US Federal Trade Commission (FTC) has issued a warning of scammers pretending to be the FTC and accusing people of laundering money and terrorism.
The FTC regularly releases consumer alerts on their blog in order to inform and educate people about current scams and how to stay safe online. They became aware of a particular scam accusing people of terrorism and money laundering after a man reported it to his bank and then to the FTC. The letter the man received stated that his online and financial activities put him under suspicion.
Generally, these kinds of scam letters/emails accuse a person of a crime and then offer to clear the charges if he/she agrees to pay a “fine”. However, according to the FTC, the letter the man received did not ask for any kind of payment, leading the goverment agency to believe that the letter is stage one of the scam. It is likely that someone who receives such a threatening letter will later get an urgent phone call demanding a payment to make the supposed charges go away. In similar scams, scammers ask that people make the payment via gift cards or cryptocurrency, which is an immediate giveaway. No legitimate goverment agency or any other organization will accept payments via gift cards or cryptocurrency.

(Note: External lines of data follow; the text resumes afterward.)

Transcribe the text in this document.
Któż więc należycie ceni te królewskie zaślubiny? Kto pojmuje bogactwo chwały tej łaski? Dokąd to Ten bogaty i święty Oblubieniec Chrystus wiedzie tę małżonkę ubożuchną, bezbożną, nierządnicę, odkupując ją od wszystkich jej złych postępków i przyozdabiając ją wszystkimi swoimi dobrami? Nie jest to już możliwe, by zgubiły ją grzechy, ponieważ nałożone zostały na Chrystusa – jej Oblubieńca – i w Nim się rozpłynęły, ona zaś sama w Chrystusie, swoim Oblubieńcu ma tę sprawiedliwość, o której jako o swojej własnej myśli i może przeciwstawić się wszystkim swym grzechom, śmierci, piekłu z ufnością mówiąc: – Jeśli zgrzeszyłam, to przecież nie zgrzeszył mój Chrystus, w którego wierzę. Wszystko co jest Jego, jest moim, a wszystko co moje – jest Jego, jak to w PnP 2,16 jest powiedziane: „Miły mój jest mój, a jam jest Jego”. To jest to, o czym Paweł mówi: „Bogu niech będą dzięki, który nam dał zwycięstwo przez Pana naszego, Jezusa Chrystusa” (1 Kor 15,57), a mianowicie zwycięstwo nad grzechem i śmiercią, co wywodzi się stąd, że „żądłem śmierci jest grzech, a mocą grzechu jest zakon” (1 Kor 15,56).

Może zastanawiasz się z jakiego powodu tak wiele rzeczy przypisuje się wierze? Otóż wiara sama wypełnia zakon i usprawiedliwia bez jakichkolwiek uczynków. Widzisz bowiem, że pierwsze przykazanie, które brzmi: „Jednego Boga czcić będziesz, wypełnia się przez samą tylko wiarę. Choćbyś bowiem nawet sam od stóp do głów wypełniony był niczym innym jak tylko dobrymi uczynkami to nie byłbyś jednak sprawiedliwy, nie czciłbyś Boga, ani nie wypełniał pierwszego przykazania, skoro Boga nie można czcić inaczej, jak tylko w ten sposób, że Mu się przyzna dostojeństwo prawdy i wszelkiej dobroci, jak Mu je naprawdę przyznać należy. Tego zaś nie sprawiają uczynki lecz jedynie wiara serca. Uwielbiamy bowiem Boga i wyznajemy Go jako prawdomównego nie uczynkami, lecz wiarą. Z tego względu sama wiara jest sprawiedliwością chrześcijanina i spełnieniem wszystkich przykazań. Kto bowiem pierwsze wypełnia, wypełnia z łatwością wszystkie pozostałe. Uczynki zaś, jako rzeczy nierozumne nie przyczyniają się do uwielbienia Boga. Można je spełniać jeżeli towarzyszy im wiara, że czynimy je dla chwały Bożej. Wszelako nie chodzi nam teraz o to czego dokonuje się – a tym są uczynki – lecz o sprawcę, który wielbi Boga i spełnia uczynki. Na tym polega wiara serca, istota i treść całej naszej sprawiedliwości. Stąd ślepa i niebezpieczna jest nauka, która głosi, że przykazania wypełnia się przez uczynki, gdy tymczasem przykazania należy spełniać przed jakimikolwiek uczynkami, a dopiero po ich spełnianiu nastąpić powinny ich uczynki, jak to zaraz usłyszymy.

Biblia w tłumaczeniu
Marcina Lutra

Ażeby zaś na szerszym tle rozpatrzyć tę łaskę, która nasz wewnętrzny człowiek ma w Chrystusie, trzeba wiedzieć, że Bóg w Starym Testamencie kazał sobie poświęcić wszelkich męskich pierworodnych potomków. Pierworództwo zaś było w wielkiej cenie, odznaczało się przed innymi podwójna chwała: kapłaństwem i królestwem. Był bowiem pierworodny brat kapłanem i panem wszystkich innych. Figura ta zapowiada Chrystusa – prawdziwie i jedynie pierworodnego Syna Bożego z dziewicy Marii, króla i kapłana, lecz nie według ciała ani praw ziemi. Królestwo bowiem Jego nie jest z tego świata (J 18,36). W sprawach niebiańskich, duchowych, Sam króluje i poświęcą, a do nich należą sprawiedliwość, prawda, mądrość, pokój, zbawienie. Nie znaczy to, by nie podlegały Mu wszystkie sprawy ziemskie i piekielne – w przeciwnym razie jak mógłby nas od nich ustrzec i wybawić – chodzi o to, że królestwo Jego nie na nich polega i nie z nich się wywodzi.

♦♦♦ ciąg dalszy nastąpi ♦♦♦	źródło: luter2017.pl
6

Logically, these scams should be pretty obvious but the crooks at the other end of the line are great manipulators who can pressure people into making foolish decisions. Hopefully, if people become familiar with the types of scams going around, they will be less likely to fall for them if they were to encounter one.
According to the FTC, here’s what people need to know to avoid falling for one of these scams:
- The FTC will never send a letter like this, and we’ll never threaten you.
- The FTC does write back to people who write to us, and we sometimes send letters about a refund from a case – but then, we’ll never ask you to pay anything or give personal info to collect your funds.
- No government agency will ever demand that you pay by gift card, wiring money, or bitcoin. Anyone who does that is a scammer. Full stop.
FTC asks that people who receive letters from the FTC first call the FTC’s Consumer Response Center before doing anything else.